2. Brown, drain and rinse the ground beef. Set aside.
3. Prepare pasta according to package directions. Drain and set aside.
4. In a large pot, whisk the milk, corn starch, taco seasoning, and ground mustard together.
5. Bring to a simmer and cook over medium high heat for 2-3 minutes or until sauce begins to thicken.
6. Add the cheeses, stirring in in batches until melty and well combined.
7. Add the ground beef and the drained tomatoes. Stir until well combined.
8. Spray a 9×13 baking dish with cooking spray and add the pasta mixture.
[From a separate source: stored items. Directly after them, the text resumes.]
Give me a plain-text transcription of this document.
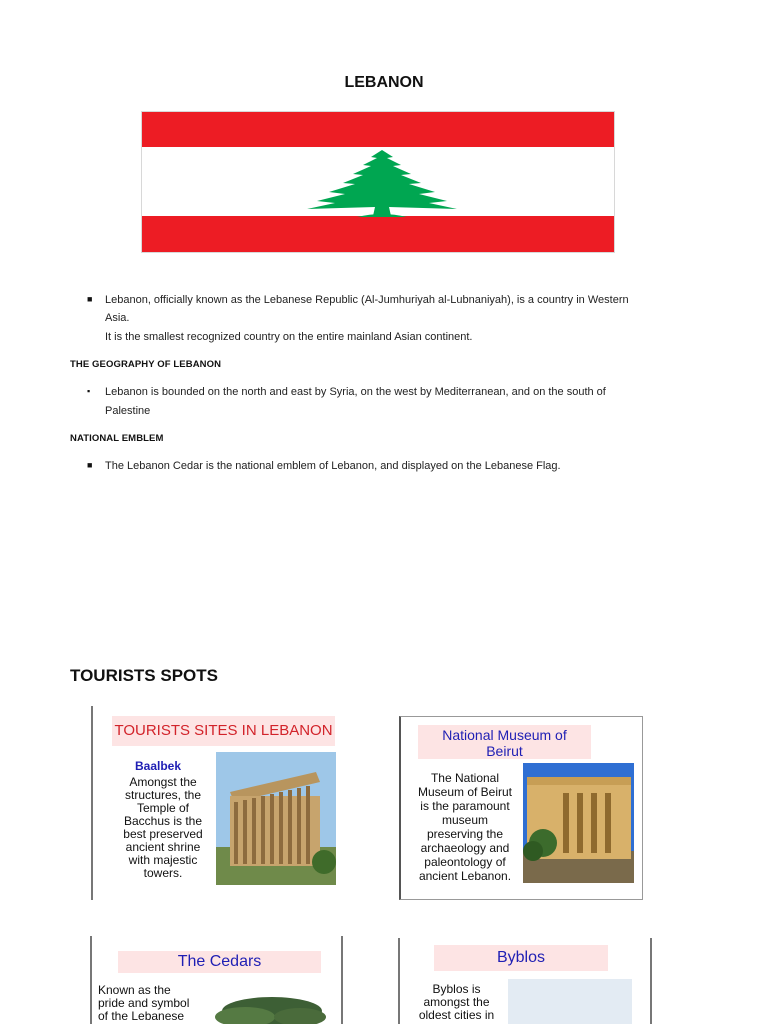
LEBANON
■ Lebanon, officially known as the Lebanese Republic (Al-Jumhuriyah al-Lubnaniyah), is a country in Western
Asia.
It is the smallest recognized country on the entire mainland Asian continent.
THE GEOGRAPHY OF LEBANON
▪ Lebanon is bounded on the north and east by Syria, on the west by Mediterranean, and on the south of
Palestine
NATIONAL EMBLEM
■ The Lebanon Cedar is the national emblem of Lebanon, and displayed on the Lebanese Flag.
TOURISTS SPOTS
TOURISTS SITES IN LEBANON
Baalbek
Amongst the
structures, the
Temple of
Bacchus is the
best preserved
ancient shrine
with majestic
towers.
National Museum of
Beirut
The National
Museum of Beirut
is the paramount
museum
preserving the
archaeology and
paleontology of
ancient Lebanon.
The Cedars
Known as the
pride and symbol
of the Lebanese
Byblos
Byblos is
amongst the
oldest cities in
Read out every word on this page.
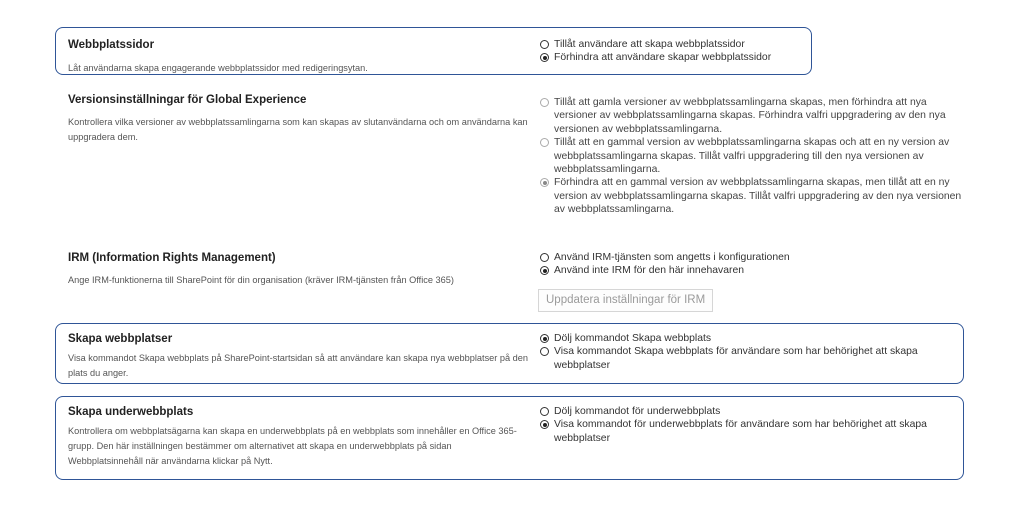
Webbplatssidor
Låt användarna skapa engagerande webbplatssidor med redigeringsytan.
Tillåt användare att skapa webbplatssidor
Förhindra att användare skapar webbplatssidor
Versionsinställningar för Global Experience
Kontrollera vilka versioner av webbplatssamlingarna som kan skapas av slutanvändarna och om användarna kan uppgradera dem.
Tillåt att gamla versioner av webbplatssamlingarna skapas, men förhindra att nya versioner av webbplatssamlingarna skapas. Förhindra valfri uppgradering av den nya versionen av webbplatssamlingarna.
Tillåt att en gammal version av webbplatssamlingarna skapas och att en ny version av webbplatssamlingarna skapas. Tillåt valfri uppgradering till den nya versionen av webbplatssamlingarna.
Förhindra att en gammal version av webbplatssamlingarna skapas, men tillåt att en ny version av webbplatssamlingarna skapas. Tillåt valfri uppgradering av den nya versionen av webbplatssamlingarna.
IRM (Information Rights Management)
Ange IRM-funktionerna till SharePoint för din organisation (kräver IRM-tjänsten från Office 365)
Använd IRM-tjänsten som angetts i konfigurationen
Använd inte IRM för den här innehavaren
Uppdatera inställningar för IRM
Skapa webbplatser
Visa kommandot Skapa webbplats på SharePoint-startsidan så att användare kan skapa nya webbplatser på den plats du anger.
Dölj kommandot Skapa webbplats
Visa kommandot Skapa webbplats för användare som har behörighet att skapa webbplatser
Skapa underwebbplats
Kontrollera om webbplatsägarna kan skapa en underwebbplats på en webbplats som innehåller en Office 365-grupp. Den här inställningen bestämmer om alternativet att skapa en underwebbplats på sidan Webbplatsinnehåll när användarna klickar på Nytt.
Dölj kommandot för underwebbplats
Visa kommandot för underwebbplats för användare som har behörighet att skapa webbplatser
9. Top with crushed corn chips.
10. Bake at 350 degrees for 20 minutes
Amount Per Serving
Calories From Fat (50%) 342.52
% Daily Value
Total Fat 38.11g 59%
Saturated Fat 15.48g 77%
Cholesterol 98.29mg 33%
Sodium 782.13mg 33%
Potassium 525.97mg 15%
Total Carbohydrates 55.09g 18%
Fiber 2.99g 12%
Protein 29.78g 60%
You are my hero! This looks so good I want to leave work right now and go make it. LOL
I have a stupid question. All the smoked cheddar I’ve found has a little bit of a dark rind around it. If I use that kind, should I take that off? It’s not thick like Brie, but it’s there.
Unless it’s actually wax, like that thick stuff on hoop cheddar, I think it’s usually just the outer layer that’s gotten dark from the smoking process. I’ve used gouda with that ring before and it didn’t cause any kind of problems.